Count 2025 as yet another year in which the AI investment theme has loomed large. That’s been to the benefit of market participants with exposure to AI-related equities and ETFs.
For example, the Invesco QQQ Trust (QQQ) and the Invesco NASDAQ 100 ETF (QQQM) are both flirting with YTD gains of 20%. That’s due in part to the funds being known as among the prime AI proxies in ETF Land. On the other hand, plenty of artificial intelligence skeptics remain. Some opine that related spending hasn’t paid big dividends for adopters. Those skeptics also believe those expenditures aren’t sustainable over the long term.
Obviously, the respective price action of QQQ and QQQM paints a different picture. That picture indicates it’s been dangerous and foolish to wager against AI-intensive assets. Perhaps 2026 will bring more clarity on the artificial intelligence debate. Or maybe it’s already settled. Because in what could be positive for ETFs like QQQ and QQQM, some experts see AI as having momentum that’s not going to wane anytime soon.

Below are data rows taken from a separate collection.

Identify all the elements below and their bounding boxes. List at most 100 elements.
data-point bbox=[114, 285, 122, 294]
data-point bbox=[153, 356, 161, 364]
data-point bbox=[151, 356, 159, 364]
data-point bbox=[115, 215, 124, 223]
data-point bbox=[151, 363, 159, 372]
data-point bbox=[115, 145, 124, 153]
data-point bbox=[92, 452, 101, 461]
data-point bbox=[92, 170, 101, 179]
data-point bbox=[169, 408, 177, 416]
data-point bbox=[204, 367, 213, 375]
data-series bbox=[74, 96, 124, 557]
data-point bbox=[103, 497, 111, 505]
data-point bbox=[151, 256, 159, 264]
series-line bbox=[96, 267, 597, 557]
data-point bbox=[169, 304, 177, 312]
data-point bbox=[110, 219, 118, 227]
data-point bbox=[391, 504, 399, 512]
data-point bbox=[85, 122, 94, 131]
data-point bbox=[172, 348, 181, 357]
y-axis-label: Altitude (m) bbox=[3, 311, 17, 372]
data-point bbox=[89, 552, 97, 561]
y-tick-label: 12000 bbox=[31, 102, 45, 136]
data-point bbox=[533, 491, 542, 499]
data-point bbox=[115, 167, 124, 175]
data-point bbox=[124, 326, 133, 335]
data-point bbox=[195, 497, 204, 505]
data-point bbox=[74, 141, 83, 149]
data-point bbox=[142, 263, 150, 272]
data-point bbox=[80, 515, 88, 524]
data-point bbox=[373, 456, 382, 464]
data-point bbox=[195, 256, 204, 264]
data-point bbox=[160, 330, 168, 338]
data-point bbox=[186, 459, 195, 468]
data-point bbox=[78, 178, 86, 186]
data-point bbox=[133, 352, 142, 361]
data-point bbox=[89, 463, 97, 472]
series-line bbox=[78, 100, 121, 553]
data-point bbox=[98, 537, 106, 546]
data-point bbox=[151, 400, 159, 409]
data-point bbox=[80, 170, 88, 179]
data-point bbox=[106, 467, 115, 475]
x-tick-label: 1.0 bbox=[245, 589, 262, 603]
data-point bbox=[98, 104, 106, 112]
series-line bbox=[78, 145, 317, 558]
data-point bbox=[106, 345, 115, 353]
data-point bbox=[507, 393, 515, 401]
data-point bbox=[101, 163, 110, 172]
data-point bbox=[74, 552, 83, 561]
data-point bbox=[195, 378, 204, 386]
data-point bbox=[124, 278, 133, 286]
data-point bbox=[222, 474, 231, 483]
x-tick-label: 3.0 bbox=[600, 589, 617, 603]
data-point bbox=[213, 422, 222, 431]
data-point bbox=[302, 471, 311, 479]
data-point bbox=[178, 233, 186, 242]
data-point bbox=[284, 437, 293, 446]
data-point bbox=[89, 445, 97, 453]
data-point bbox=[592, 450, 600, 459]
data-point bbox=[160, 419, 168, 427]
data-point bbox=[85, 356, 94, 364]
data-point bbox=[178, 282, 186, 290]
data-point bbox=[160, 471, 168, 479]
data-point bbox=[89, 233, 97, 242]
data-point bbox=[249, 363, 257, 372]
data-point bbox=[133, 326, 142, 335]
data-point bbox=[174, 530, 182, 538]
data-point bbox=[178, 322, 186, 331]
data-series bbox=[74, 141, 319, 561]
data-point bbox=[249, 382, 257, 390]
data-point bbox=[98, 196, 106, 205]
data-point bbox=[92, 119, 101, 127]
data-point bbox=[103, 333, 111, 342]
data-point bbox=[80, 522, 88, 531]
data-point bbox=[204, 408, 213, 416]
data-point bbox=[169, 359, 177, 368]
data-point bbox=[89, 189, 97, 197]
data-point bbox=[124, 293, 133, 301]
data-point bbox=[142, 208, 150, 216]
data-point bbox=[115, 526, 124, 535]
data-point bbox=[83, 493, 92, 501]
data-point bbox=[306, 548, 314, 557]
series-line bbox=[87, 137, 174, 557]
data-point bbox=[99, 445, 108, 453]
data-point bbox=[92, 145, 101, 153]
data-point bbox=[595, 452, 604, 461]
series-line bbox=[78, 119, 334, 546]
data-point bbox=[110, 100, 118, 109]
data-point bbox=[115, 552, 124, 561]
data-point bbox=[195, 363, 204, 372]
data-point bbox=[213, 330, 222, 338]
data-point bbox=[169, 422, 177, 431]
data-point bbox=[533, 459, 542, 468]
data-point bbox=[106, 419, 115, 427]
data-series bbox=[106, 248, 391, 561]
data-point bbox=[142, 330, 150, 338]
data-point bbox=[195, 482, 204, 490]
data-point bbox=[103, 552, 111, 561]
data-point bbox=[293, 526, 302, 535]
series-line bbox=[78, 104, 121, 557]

AI Contributing to Economic Growth
As has been widely documented, it’s been a small cohort of big AI-related stocks that are driving broader market returns. Add to that, artificial intelligence is also becoming a key driver of economic growth.
“Fast forward to Q4 2025 and not only is AI driving market returns, but massive investment in it is boosting U.S. economic activity. Some estimates suggest it is already overtaking the U.S. consumer as the primary driver of growth, with no signs of slowing as spending intentions among the largest U.S. tech firms have been continuously revised upward,” according to BlackRock.
The asset manager points out the artificial intelligence investment opportunity set “is not static.” That’s relevant in discussing QQQ and QQQM, because the ETFs, though passively managed, offer an impressive level of flexibility. The funds are homes to plenty of AI enablers as well as hyper-scaler adopters. Those rosters position investors to capitalize on AI’s increasing intersections with sectors and industries outside of tech, including financial services, healthcare and industrials, among others. Still, the ETFs’ big tech exposure is likely to prove meaningful for AI-enthused investors.
“With AI development still in relatively early stages and advancing quickly, we see the technology sector well positioned for continued growth beyond the current leaders,” added BlackRock.